Dr. von Pessler (to the Chair). "Do not drive us to extremities!"
The tempest burst out again; yells of approval from the Left, catcalls, and ironical laughter from the Right. At this point a new and most effective noise-maker was pressed into service. Each desk has an extension, consisting of a removable board eighteen inches long, six wide, and a half-inch thick. A member pulled one of these out and began to belabor the top of his desk with it. Instantly other members followed suit, and perhaps you can imagine the result. Of all conceivable rackets it is the most ear-splitting, intolerable, and altogether fiendish.
The persecuted President leaned back in his chair, closed his eyes, clasped his hands in his lap, and a look of pathetic resignation crept over his long face.
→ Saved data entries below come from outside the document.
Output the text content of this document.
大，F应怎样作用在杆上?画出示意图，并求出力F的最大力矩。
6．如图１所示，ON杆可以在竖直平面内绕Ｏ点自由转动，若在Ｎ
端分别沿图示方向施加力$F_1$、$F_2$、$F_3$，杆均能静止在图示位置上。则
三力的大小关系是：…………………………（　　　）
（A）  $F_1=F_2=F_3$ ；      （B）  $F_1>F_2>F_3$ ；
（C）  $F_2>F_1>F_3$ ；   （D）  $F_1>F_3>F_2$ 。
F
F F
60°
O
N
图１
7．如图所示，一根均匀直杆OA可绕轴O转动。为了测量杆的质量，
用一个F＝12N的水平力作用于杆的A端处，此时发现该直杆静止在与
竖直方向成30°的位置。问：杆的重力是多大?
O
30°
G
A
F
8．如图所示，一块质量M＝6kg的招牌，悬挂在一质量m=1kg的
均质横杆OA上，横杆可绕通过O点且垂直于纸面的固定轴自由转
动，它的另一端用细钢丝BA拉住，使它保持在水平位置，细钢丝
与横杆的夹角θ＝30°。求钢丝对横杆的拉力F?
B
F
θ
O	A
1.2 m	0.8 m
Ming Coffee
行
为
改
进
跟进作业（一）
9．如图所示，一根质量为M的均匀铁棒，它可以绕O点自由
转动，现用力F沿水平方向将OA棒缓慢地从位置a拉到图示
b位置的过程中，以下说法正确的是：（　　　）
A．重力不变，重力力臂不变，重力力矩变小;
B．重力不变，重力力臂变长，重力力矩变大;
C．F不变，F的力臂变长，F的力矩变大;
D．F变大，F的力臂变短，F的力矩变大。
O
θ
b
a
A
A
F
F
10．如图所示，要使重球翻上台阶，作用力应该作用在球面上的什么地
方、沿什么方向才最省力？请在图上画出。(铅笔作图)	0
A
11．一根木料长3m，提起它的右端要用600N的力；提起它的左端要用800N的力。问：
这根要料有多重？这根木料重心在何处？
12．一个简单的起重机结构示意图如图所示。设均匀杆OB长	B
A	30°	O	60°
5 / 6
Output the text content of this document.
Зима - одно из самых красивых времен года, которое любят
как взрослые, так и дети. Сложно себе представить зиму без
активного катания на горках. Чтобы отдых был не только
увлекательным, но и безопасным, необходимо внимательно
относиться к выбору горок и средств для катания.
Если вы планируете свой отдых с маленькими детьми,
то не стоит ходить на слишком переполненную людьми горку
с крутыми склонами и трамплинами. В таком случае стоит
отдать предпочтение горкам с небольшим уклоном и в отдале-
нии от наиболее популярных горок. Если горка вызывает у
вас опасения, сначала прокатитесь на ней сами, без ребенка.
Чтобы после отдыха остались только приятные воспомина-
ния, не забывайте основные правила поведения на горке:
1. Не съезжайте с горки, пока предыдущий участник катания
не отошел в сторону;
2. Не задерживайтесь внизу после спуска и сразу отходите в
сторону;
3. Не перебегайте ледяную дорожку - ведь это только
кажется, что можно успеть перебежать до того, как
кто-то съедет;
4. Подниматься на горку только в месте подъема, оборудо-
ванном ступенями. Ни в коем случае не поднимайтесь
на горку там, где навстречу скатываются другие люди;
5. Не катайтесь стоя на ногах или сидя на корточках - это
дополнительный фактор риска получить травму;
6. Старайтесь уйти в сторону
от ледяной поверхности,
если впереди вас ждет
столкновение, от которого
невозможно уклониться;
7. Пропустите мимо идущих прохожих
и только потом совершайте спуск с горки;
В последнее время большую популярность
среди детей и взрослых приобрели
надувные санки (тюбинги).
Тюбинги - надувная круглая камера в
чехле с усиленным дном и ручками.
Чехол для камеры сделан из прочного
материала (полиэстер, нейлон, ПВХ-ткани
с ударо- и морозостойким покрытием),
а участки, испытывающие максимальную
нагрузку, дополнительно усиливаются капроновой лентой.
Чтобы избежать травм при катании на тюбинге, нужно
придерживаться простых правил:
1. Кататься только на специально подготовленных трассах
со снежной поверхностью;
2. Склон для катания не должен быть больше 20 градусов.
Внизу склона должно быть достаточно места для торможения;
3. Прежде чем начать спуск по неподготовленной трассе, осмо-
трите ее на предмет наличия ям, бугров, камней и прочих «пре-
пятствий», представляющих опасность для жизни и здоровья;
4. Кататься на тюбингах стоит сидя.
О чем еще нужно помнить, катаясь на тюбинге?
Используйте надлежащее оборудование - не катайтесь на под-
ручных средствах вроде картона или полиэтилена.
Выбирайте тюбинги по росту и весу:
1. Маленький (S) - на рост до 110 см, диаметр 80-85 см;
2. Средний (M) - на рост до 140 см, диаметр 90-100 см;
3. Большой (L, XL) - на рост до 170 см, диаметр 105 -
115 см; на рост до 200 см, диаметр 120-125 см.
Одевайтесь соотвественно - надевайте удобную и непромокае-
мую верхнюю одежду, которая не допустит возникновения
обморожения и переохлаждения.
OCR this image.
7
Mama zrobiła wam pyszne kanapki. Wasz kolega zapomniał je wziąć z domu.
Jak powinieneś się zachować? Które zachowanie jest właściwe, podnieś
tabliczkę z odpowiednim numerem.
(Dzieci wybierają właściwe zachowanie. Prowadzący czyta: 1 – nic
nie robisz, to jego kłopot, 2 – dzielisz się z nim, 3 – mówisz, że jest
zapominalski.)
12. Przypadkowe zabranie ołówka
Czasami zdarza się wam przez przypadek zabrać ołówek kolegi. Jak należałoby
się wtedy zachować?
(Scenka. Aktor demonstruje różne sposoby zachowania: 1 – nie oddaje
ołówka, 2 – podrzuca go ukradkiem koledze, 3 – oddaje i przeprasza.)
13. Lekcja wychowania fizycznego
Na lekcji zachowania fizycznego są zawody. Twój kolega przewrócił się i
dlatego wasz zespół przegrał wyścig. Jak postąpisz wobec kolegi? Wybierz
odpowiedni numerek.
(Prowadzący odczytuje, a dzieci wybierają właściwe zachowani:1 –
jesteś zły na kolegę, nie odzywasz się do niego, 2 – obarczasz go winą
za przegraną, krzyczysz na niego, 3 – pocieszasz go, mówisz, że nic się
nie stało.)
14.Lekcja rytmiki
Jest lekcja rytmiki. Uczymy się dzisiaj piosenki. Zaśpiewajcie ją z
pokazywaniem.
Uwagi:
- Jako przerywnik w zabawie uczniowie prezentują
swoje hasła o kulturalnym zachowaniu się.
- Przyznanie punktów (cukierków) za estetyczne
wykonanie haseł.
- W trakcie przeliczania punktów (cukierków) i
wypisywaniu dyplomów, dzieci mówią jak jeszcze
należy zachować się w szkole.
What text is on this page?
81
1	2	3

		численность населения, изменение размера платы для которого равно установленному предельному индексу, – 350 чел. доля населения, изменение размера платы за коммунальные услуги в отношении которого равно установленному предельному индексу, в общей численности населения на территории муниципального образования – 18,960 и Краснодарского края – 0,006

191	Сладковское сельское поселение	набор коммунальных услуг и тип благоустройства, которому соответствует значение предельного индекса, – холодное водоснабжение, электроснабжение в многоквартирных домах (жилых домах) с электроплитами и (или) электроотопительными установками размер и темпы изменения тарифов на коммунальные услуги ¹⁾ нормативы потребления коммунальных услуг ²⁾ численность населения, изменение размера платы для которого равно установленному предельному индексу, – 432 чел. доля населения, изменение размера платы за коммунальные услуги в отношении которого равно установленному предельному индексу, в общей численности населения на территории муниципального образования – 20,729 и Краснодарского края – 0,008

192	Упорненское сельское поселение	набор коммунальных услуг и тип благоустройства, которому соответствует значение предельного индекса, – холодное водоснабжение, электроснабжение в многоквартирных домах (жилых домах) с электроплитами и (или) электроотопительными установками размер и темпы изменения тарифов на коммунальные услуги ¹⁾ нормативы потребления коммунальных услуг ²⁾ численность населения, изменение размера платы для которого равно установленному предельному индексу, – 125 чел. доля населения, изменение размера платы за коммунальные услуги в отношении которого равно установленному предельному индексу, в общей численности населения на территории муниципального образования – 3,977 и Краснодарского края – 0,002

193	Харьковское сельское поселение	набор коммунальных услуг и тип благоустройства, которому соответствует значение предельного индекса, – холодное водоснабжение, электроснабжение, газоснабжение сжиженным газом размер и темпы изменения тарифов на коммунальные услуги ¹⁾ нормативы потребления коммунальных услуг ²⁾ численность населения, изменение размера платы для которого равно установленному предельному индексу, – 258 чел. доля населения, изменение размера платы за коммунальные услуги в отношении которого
It is the way a country schoolmaster used to look in days long past when he had refused his school a holiday and it had risen against him in ill-mannered riot and violence and insurrection. Twice a motion to adjourn had been offered a motion always in order in other Houses, and doubtless so in this one also. The President had refused to put these motions. By consequence, he was not in a pleasant place now, and was having a right hard time. Votes upon motions, whether carried or defeated, could make endless delay, and postpone the Ausgleich to next century.
In the midst of these sorrowful circumstances and this hurricane of yells and screams and satanic clatter of desk-boards, Representative Dr. Kronawetter unfeelingly reminds the Chair that a motion has been offered, and adds: "Say yes, or no! What do you sit there for, and give no answer?"
P. "After I have given a speaker the floor, I cannot give it to another. After Dr. Lecher is through, I will put your motion." [Storm of indignation from the Left.]
Wolf (to the Chair). "Thunder and lightning! look at the Rule governing the case!"